After several hours of discussions with President George W Bush, a group of Republican members of Congress blocked the government plan.
The proposal would have seen the government buy bad debts from US banks to prevent more of them collapsing.
President Bush is due to make a statement about the negotiations at 0935 in Washington (1435 BST).
Both sides have agreed to resume talks later on Friday. The leader of the Democrats in the House of Representatives, Nancy Pelosi, told ABC News that she "hoped" a bailout plan could be agreed within 24 hours, because "it has to happen".
Financial markets are gummed up because banks do not know exactly how much bad debt they hold and are therefore reluctant to lend to businesses, consumers and each other.
The fall-out of this credit crunch continues to make a huge impact:
The United States suffered its largest bank failure yet, when regulators moved in to close down Washington Mutual and then sold it to US rival JP Morgan Chase for $1.9bn
In a co-ordinated move the European Central Bank, the US Federal Reserve, the Bank of England, Bank of Japan and the Swiss National Bank announced new short-term loans to the banking sector worth tens of billions of dollars
Banks continued to cut costs, with UK banking giant HSBC saying it would axe 1,100 jobs
Shares in UK bank Bradford & Bingley fell another 20% to 17 pence before recovering slightly.
'Full throated discussion'
On Thursday, Democratic and Republican legislators appeared to have struck a deal.
A group of Democrats and Republicans even made a public statement, with Senator Christopher Dodd, chairman of the Senate Banking Committee, announcing that they had reached "fundamental agreement" on the principles of a bail-out plan.
President Bush has lost authority to an extent that must be unprecedented in modern times
But after the White House meeting, the top Republican on the committee, Richard Shelby, told reporters: "I don't believe we have an agreement."
The intense discussions reportedly saw US Treasury Secretary Henry Paulson literally down on one knee, begging Ms Pelosi to help push through the bail-out package.
However, the agreement unravelled when a group of Republican legislators objected to the principle of the plan.

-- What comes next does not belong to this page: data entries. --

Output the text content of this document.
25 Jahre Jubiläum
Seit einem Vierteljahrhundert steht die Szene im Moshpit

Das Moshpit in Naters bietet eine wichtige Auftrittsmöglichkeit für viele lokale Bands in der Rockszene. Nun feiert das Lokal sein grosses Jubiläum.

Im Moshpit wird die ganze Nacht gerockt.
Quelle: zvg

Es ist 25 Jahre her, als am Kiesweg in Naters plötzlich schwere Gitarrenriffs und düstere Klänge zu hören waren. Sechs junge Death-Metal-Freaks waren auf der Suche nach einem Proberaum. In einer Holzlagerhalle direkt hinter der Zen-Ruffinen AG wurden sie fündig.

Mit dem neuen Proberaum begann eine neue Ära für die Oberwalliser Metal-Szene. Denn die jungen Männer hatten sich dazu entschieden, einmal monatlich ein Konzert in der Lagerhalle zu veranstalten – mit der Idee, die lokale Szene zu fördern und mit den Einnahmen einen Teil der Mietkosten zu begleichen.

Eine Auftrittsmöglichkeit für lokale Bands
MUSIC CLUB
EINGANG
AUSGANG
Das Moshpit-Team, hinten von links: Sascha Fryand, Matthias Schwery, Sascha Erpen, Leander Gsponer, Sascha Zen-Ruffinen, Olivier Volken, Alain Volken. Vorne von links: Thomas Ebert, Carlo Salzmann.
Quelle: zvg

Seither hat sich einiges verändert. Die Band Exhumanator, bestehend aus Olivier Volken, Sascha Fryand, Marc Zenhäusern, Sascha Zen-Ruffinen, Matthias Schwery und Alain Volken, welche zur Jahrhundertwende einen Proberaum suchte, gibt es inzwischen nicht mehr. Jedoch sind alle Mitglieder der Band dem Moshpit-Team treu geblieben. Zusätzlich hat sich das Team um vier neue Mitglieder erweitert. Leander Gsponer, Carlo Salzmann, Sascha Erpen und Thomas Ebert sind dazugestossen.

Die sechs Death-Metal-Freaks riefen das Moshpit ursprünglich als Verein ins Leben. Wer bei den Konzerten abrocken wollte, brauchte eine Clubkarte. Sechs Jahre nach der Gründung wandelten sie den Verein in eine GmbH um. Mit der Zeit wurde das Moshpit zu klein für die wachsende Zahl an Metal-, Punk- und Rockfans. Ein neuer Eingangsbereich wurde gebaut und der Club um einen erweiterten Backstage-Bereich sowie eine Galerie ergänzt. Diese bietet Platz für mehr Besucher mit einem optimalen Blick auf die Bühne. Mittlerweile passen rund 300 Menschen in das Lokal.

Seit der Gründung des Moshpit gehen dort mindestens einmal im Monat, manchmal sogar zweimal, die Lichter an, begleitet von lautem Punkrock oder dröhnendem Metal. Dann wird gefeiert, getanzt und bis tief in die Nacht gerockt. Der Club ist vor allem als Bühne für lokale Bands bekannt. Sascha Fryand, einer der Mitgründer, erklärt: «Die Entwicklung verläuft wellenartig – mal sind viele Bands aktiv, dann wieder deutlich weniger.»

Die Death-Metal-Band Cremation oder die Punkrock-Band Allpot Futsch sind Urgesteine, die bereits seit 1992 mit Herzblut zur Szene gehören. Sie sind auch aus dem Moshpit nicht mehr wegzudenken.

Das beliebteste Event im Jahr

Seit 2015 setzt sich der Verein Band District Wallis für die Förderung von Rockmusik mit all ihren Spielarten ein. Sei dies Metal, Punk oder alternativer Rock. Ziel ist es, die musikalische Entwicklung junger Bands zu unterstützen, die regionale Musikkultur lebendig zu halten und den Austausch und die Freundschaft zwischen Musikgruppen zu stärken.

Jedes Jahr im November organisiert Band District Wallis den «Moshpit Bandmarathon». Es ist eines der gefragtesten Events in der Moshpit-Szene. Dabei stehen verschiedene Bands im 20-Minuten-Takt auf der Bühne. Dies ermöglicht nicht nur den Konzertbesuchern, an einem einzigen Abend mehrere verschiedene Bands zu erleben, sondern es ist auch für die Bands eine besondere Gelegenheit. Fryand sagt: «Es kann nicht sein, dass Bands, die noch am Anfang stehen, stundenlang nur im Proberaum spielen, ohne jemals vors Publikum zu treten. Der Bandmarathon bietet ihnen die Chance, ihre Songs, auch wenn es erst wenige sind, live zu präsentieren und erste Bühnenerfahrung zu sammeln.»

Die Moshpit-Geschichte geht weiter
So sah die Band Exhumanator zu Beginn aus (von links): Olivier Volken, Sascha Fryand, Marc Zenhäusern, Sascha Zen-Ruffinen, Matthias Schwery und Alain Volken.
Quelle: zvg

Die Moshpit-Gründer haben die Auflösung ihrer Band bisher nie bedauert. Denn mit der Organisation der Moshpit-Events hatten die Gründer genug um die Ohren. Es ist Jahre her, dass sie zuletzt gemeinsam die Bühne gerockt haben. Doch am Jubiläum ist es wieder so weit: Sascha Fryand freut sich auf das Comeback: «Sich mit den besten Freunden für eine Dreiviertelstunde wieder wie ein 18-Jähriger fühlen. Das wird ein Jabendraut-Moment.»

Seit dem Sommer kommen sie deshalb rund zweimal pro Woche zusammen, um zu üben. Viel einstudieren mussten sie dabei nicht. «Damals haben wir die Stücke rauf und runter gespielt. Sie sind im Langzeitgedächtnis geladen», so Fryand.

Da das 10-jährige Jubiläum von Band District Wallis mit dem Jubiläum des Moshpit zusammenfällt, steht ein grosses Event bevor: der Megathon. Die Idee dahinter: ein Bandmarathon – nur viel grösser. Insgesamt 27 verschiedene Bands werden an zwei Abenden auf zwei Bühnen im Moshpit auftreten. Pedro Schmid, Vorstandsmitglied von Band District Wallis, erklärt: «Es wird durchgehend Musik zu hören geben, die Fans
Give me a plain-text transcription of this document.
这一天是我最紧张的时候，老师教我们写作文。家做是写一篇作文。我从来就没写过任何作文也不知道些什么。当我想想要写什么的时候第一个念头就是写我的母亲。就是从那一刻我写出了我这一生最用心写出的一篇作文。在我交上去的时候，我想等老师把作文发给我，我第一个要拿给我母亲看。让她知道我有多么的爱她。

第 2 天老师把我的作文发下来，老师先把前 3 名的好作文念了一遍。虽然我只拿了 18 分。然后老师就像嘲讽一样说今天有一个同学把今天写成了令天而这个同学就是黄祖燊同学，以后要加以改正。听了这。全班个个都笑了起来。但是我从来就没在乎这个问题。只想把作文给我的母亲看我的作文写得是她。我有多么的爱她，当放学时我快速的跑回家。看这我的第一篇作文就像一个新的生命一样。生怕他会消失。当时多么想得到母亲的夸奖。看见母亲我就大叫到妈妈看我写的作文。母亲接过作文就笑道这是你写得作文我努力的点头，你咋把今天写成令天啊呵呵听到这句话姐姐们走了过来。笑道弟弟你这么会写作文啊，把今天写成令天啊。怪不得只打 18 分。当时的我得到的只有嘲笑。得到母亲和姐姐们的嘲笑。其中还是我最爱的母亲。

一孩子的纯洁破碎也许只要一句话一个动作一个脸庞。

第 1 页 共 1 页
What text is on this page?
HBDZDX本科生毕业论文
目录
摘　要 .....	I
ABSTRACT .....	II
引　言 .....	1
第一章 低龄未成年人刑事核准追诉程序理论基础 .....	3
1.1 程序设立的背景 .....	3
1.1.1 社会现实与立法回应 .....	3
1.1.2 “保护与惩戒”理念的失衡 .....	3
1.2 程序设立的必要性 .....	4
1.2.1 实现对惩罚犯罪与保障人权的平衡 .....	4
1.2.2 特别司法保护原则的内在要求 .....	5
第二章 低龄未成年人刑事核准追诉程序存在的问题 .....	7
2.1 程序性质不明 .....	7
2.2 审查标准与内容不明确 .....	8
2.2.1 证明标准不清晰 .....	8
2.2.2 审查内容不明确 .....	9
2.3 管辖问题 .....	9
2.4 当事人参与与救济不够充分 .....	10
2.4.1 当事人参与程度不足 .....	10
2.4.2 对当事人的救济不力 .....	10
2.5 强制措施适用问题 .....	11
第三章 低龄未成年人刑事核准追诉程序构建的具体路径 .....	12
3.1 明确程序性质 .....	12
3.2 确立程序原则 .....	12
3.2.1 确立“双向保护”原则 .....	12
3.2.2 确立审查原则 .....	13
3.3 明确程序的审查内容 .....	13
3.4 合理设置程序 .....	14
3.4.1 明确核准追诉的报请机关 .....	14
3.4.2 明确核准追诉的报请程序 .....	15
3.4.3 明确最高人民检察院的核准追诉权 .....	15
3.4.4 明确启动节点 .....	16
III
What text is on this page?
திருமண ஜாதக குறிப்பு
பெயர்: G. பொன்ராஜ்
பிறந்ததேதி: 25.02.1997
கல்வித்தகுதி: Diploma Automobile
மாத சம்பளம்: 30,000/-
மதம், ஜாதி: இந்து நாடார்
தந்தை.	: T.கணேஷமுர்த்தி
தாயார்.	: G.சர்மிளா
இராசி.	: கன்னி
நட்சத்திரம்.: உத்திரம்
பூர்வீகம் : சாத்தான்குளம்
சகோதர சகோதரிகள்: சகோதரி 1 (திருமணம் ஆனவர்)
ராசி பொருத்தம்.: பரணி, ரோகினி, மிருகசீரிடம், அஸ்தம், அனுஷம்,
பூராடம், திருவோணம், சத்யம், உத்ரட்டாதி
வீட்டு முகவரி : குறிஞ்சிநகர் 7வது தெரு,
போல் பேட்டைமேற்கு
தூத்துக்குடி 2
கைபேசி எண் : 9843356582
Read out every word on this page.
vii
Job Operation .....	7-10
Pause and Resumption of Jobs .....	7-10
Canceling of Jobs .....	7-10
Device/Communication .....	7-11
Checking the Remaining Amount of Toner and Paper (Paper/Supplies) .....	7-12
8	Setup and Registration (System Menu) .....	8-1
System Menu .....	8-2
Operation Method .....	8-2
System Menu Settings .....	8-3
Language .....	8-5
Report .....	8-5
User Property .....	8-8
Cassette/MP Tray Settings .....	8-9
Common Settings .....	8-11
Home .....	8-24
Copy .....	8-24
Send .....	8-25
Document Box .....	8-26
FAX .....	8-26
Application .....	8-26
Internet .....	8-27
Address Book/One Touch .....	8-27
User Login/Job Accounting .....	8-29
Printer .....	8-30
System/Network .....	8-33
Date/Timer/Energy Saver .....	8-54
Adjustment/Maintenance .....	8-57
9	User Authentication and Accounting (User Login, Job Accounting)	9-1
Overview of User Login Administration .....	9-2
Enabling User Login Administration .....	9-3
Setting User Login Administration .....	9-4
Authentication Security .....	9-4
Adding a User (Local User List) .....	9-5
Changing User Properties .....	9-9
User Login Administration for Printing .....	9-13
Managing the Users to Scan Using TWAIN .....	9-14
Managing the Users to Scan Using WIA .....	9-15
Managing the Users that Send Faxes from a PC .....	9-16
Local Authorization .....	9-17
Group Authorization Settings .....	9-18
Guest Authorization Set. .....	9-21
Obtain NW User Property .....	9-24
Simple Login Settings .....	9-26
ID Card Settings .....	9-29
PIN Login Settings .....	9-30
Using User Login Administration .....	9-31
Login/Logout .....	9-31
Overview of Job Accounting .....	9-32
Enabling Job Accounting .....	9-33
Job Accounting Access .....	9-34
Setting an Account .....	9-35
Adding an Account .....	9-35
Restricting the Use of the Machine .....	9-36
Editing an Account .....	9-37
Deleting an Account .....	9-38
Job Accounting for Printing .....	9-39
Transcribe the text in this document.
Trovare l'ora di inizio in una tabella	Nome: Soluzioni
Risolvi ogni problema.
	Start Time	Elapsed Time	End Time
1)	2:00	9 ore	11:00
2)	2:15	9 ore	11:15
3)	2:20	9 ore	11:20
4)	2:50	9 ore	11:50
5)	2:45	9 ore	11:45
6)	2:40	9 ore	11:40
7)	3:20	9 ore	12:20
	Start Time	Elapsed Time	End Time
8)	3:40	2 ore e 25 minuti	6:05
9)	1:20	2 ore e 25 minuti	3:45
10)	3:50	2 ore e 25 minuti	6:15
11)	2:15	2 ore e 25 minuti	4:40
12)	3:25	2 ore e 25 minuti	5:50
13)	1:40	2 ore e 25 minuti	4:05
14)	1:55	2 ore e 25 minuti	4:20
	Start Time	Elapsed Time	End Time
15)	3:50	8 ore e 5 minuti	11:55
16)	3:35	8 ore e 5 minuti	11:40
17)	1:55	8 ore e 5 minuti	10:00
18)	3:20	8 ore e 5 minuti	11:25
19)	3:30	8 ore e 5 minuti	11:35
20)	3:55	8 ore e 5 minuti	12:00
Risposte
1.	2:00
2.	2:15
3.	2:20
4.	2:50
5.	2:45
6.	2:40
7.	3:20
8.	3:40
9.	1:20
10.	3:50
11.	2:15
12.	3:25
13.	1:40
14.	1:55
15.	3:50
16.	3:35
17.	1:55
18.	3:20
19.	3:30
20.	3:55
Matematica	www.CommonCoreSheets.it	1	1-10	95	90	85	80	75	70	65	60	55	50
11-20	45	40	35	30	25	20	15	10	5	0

The talks at the White House, led by Mr Paulson and US President George W Bush, then descended into what one participant described as "a full-throated discussion".
Officials with the campaign team of Republican presidential candidate John McCain spoke of "a contentious shouting match".
The Republican critics of the bail-out plan worry about both its cost and how it would involve the government in the financial sector. Instead, they want a government-backed insurance policy for the huge amounts of bad debt built up by US banks.
This proposal, however, was described as "unworkable" both by Democratic politicians and some US government officials.
Doubts over presidential debate
Some Democrats were scathing about the lack of support for the Paulson plan.
"For House Republicans to take a walk is just appalling," said Democrat Barney Frank.
He later added that the passage of the bill depended on the Republicans.
"It depends on the House Republicans dropping this revolt against the president and cooperating in trying to amend the plan," he said.
The breakdown of talks has put a huge question mark over the first debate in the presidential election campaign in the US.
Democratic candidate Barack Obama and Mr McCain were supposed to meet in Oxford, Mississippi.
But Mr McCain said he wanted to pull out and focus on getting a bailout plan agreed instead. Democrats accused him of posturing and avoiding telling voters how he would solve the crisis.
As the credit crunch continues to bite, regulators moved in and shut down Washington Mutual (WaMu), one of the largest savings and loan institutions in the US. Depositors had withdrawn $16.7bn from the bank during the past 10 days alone.
They immediately sold on the bank to banking giant JPMorgan Chase for $1.9bn.
"With insufficient liquidity to meet its obligations, WaMu was in an unsafe and unsound condition to transact business," said the Office of Thrift Supervision.
WaMu had seen its share price drop by more than 80% this year, after suffering considerable losses due to failed mortgages. Earlier this year JPMorgan Chase also bought investment bank Bear Stearns when it faced collapse.